Sur le rail et dans le ciel, la grève a commencé dès mardi soir. L'espace aérien belge, fermé pour une période de 24 heures, doit rouvrir ce mercredi à 22h00. "C'est un succès grandiose", se sont félicités les syndicats du secteur aéroportuaire.

Sur les chemins de fer, la SNCB avait prévu un service alternatif. Environ la moitié des trains circulaient par rapport à l'horaire normal, qui doit également être rétabli à 22h00. Les navetteurs étaient cependant peu nombreux dans les wagons.
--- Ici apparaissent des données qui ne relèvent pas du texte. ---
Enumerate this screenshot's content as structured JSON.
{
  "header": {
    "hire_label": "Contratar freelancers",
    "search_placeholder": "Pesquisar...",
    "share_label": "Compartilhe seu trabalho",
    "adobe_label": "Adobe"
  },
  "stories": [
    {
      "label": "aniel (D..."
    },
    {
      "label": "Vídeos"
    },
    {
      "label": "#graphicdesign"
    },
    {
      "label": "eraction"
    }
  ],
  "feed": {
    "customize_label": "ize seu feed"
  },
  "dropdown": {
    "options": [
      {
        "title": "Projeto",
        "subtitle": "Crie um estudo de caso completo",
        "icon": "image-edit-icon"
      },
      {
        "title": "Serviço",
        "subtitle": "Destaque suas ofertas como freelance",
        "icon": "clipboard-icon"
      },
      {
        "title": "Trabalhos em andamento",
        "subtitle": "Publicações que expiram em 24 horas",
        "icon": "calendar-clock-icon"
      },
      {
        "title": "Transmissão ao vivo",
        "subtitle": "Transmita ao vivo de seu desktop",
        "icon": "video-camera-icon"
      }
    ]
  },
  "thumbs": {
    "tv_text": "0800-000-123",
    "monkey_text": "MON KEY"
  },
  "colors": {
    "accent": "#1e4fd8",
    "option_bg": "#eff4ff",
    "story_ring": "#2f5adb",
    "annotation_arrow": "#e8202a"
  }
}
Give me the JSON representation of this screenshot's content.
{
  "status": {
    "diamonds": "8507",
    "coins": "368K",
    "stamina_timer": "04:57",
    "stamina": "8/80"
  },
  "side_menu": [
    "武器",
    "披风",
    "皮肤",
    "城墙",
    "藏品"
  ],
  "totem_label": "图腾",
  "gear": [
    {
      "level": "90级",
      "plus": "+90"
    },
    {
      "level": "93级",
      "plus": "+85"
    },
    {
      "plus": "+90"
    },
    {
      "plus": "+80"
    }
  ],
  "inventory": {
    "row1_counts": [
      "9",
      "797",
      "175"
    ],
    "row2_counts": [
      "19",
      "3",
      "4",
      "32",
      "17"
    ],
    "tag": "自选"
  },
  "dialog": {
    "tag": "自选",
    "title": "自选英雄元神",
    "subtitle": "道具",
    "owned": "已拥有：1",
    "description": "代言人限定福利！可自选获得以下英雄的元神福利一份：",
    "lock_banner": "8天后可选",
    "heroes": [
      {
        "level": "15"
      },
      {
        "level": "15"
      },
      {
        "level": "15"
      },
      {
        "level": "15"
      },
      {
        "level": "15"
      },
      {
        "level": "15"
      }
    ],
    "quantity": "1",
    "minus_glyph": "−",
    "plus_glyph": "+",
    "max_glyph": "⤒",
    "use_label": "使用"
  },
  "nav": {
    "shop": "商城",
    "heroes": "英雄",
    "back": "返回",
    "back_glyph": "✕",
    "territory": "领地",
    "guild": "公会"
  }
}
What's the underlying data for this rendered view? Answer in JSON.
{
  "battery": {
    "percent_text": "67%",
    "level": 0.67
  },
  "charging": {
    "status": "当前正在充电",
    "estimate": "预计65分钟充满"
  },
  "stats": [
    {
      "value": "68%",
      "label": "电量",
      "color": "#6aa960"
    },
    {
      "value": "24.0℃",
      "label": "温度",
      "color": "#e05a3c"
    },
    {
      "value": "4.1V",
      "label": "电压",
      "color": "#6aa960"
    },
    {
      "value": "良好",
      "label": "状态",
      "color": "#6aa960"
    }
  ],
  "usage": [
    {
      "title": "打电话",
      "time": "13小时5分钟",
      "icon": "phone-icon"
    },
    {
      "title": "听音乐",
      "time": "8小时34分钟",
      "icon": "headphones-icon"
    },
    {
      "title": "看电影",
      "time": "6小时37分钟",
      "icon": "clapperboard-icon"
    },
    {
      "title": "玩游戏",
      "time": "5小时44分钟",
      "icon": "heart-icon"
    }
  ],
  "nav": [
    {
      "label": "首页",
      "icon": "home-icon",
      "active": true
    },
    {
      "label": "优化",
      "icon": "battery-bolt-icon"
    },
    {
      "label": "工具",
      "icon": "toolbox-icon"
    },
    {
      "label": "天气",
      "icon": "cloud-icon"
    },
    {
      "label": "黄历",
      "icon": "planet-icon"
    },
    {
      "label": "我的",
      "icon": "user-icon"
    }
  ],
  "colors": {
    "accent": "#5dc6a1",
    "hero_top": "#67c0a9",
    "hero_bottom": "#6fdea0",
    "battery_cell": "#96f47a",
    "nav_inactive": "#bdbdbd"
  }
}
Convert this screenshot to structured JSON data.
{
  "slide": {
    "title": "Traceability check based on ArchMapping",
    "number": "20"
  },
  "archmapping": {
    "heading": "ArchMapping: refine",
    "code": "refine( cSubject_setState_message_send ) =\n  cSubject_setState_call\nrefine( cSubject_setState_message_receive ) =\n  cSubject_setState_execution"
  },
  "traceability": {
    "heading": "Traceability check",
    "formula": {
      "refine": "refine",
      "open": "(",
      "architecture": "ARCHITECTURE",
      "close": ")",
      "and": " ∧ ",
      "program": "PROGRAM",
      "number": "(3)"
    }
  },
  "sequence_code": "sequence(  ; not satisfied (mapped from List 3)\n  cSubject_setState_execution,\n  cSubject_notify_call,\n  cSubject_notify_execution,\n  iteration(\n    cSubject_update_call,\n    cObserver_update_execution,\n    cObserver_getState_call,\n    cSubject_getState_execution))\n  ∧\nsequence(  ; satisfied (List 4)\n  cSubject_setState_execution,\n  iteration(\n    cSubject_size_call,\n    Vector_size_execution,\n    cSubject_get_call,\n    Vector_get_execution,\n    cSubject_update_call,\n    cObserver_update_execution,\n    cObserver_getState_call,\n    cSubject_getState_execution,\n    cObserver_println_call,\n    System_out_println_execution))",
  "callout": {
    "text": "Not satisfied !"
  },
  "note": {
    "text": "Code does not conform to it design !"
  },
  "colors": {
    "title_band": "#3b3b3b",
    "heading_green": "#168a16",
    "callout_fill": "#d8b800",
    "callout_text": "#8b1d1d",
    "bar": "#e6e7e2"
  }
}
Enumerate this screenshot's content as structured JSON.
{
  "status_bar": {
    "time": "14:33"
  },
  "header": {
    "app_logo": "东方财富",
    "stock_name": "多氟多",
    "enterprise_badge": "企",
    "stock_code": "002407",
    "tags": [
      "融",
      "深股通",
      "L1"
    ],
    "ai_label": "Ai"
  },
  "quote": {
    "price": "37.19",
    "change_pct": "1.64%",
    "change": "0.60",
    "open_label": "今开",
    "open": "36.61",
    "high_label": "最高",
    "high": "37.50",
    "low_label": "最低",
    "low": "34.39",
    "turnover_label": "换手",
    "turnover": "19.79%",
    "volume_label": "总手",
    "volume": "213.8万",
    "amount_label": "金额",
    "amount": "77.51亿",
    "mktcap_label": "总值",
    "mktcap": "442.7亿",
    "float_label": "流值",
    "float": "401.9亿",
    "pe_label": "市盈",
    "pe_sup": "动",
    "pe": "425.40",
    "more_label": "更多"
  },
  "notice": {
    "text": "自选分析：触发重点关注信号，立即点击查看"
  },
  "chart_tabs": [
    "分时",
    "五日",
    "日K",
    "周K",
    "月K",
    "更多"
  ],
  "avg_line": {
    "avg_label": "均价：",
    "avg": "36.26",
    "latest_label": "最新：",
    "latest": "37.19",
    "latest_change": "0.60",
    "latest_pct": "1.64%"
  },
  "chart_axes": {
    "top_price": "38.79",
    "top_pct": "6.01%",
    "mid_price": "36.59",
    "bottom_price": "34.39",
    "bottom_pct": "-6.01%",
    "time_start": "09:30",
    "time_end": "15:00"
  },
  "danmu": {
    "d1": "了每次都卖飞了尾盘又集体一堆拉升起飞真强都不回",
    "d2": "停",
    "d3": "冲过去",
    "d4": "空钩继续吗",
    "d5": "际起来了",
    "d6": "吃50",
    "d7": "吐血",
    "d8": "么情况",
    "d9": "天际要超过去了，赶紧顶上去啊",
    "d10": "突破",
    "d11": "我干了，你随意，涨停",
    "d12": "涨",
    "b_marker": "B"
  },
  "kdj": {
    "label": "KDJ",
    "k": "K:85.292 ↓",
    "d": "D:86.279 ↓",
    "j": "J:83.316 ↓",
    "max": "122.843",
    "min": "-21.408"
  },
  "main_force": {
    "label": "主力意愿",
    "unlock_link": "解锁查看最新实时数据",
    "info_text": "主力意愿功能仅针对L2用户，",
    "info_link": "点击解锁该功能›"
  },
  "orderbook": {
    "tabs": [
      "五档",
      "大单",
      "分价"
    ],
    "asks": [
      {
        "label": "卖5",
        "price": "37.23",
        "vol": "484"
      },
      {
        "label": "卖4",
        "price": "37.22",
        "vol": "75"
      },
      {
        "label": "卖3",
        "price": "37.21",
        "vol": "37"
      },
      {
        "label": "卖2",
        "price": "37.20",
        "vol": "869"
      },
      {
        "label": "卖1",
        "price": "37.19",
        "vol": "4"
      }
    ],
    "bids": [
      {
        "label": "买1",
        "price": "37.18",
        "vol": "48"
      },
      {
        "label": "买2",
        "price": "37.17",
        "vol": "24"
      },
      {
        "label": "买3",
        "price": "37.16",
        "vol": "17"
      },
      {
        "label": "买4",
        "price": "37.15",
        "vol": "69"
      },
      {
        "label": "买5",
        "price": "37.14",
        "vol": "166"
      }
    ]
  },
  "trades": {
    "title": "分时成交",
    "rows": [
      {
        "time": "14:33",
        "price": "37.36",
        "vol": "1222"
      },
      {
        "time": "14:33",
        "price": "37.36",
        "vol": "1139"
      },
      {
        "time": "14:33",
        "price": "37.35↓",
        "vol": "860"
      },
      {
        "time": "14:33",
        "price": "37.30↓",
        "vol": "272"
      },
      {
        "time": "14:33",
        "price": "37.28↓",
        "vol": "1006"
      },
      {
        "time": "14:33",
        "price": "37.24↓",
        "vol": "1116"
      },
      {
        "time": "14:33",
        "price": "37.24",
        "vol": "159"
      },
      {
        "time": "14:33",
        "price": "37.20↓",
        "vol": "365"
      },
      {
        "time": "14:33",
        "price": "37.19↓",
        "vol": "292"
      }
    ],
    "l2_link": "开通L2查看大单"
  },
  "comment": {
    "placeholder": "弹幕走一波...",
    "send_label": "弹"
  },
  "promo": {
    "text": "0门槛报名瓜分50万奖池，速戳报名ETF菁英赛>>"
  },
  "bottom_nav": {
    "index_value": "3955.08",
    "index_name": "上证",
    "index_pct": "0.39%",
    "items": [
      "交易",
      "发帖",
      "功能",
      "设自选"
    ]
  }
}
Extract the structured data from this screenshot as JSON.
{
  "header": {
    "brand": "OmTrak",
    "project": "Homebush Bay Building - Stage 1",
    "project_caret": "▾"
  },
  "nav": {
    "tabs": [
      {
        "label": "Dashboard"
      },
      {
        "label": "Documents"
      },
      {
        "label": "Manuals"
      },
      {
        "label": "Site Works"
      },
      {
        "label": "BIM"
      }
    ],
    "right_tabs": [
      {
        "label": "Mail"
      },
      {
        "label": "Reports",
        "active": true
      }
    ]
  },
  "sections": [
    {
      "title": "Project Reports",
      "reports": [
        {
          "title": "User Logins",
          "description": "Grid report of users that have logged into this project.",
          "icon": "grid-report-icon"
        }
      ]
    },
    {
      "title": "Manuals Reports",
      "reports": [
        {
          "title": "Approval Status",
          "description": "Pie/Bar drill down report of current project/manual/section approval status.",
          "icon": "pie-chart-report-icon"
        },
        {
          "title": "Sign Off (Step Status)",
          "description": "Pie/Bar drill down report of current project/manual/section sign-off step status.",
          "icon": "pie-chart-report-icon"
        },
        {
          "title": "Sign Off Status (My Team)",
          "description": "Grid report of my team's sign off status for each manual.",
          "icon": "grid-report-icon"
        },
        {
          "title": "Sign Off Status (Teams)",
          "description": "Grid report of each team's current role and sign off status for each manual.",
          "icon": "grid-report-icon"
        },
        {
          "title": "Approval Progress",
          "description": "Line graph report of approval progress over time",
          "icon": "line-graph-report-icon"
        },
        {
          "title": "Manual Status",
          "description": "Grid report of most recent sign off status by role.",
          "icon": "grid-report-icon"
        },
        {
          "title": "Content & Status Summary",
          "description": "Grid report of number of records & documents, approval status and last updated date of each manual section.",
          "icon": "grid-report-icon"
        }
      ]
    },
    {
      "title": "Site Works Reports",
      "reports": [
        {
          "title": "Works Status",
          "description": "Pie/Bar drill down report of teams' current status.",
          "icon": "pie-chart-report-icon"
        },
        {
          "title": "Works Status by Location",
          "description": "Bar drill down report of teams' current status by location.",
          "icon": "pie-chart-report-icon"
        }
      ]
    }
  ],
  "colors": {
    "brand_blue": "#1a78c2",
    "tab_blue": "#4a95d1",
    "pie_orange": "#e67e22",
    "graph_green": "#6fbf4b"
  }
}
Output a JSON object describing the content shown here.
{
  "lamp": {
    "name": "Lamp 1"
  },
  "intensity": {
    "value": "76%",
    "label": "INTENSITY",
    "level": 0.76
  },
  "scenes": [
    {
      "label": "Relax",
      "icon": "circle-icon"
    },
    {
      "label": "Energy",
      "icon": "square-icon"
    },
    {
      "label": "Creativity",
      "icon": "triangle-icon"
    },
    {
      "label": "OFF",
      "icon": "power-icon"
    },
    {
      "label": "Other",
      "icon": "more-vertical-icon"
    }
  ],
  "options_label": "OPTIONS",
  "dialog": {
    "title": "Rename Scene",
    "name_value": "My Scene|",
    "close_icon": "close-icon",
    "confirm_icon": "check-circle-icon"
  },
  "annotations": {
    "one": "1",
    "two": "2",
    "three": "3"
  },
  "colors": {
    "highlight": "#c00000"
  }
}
Il semble que le service minimum - activé pour la troisième fois - ne soit pas encore ancré dans les moeurs en cas de grève.

Dans les trois Régions du pays, les sociétés de transports publics Stib, Tec et De Lijn ont toutes connu de fortes perturbations.

La situation sur les routes était en revanche très calme, selon Touring Mobilis. Les automobilistes semblent donc avoir pris leurs dispositions quant aux éventuels barrages filtrants.

Dès l'aube, de nombreux piquets avaient été déployés aux abords des principales entreprises et des zonings industriels. A Charleroi, Mons et Liège, mais aussi en Wallonie picarde, dans la région verviétoise et dans le Brabant wallon, où les syndicats ont qualifié le mouvement de "franche réussite". A Namur, une soixantaine de piquets ont été recensés. Parfois, des échaufourées ont éclaté entre des automobilistes et des syndicalistes. A l'arrêt forcé à l'approche du zoning de Seilles (Andenne), un conducteur prêt à en découdre est ainsi sorti de son véhicule, une batte de baseball à la main.

Un autre incident s'est produit à Gand, où un véhicule a foncé sur un piquet de grève, près de la Ghelamco Arena. Deux syndicalistes ont été blessés, l'automobiliste a été interpellé.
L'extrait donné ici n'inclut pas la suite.